The feature outlines the importance of trucking to the economy, a discussion of the driver’s working life and wages, and safety concerns.

Trucking in MSM, part 2: A column in The Times of Northwest Indiana pays tribute the owner of Jack Gray Transport, calling the recently deceased John S. Gray the “region's trucking business legend.” Gray was instrumental in the development of the local Great Lakes port, the column noted.

And “his funeral procession was led by one of his company's red semi trucks guiding the hearse all the way to his family's burial cemetery,” the farewell said.

Trucking in the oil patch: U.S. petroleum refiners are increasingly getting into the trucking business, buying tanker trucks to better manage “the first mile” aspect of crude oil delivery, according to a Reuters report. The object isn’t to cut logistics costs by cutting out the middle man, it’s to take control of their supply chains “to secure a more predictable, consistent stream of crude.”

Shipping crude by truck has become a fast-growing necessity in some areas, particularly newly productive shale oil patches without by a local pipeline network.

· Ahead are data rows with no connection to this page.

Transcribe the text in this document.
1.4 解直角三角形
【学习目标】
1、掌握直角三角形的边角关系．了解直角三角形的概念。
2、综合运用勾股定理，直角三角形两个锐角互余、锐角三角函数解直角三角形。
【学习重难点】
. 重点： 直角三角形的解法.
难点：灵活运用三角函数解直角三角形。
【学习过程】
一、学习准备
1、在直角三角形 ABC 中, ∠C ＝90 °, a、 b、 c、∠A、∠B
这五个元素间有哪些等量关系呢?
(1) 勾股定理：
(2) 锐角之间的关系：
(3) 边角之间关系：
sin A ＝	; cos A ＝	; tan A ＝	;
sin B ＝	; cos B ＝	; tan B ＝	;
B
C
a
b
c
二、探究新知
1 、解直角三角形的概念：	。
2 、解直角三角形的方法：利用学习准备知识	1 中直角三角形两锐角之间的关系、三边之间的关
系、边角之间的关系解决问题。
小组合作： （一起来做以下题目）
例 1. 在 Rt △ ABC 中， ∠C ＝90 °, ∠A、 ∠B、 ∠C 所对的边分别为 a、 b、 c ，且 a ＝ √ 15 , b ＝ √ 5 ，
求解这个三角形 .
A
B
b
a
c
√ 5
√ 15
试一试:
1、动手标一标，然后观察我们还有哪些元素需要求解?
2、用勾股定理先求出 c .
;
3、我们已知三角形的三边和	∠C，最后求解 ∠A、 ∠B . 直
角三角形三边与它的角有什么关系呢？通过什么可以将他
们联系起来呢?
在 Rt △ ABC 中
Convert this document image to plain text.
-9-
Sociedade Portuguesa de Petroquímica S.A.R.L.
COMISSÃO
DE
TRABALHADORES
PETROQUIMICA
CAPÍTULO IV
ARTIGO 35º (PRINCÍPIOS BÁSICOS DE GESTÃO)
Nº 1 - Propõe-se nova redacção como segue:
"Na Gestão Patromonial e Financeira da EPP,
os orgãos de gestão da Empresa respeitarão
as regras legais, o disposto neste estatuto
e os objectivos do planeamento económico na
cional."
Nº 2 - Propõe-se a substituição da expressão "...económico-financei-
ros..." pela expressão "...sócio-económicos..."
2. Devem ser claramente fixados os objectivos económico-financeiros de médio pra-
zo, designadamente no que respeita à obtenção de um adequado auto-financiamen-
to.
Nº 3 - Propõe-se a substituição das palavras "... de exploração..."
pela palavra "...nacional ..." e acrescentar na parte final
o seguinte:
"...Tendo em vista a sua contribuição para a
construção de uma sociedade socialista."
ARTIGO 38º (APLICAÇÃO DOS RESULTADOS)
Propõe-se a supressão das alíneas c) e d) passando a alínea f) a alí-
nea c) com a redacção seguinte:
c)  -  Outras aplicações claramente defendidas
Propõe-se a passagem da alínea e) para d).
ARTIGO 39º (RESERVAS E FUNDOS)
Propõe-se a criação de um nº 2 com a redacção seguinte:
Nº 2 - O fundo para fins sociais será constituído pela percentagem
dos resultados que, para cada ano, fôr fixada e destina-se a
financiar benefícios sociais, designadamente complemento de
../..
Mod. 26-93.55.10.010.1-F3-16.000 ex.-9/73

As a result, the report notes, truck deliveries direct to U.S refiners have surged to nearly 400,000 bpd nationwide in 2013, doubling since 2010, government data show.

Trucking in Ohio: Ohio is looking to increase the speed limit to 75 on major highways and turnpikes. But, as the Dayton Daily News reports, the trucking industry opposes such a move.

“Our highways are already congested, why are they trying to raise the speed limit,” Kevin Burch, president of Jet Express Trucking in Dayton and the second vice chairman of the American Trucking Assns., told the newspaper.

And Burch said speed differentials on highways that allow cars to travel at faster speeds than semi-trucks “are a recipe for disaster.”

Trucking in school: A high school student’s truck aerodynamics project has garnered awards and may result in a trip to China, according to the Burlington Times News. The punchline: In wind-tunnel tests, her research project (“Cost Effective Passive Flow Control for Bluff Body Vehicles”)  showed that the most effective aero trailer was the model represented by a large toilet float.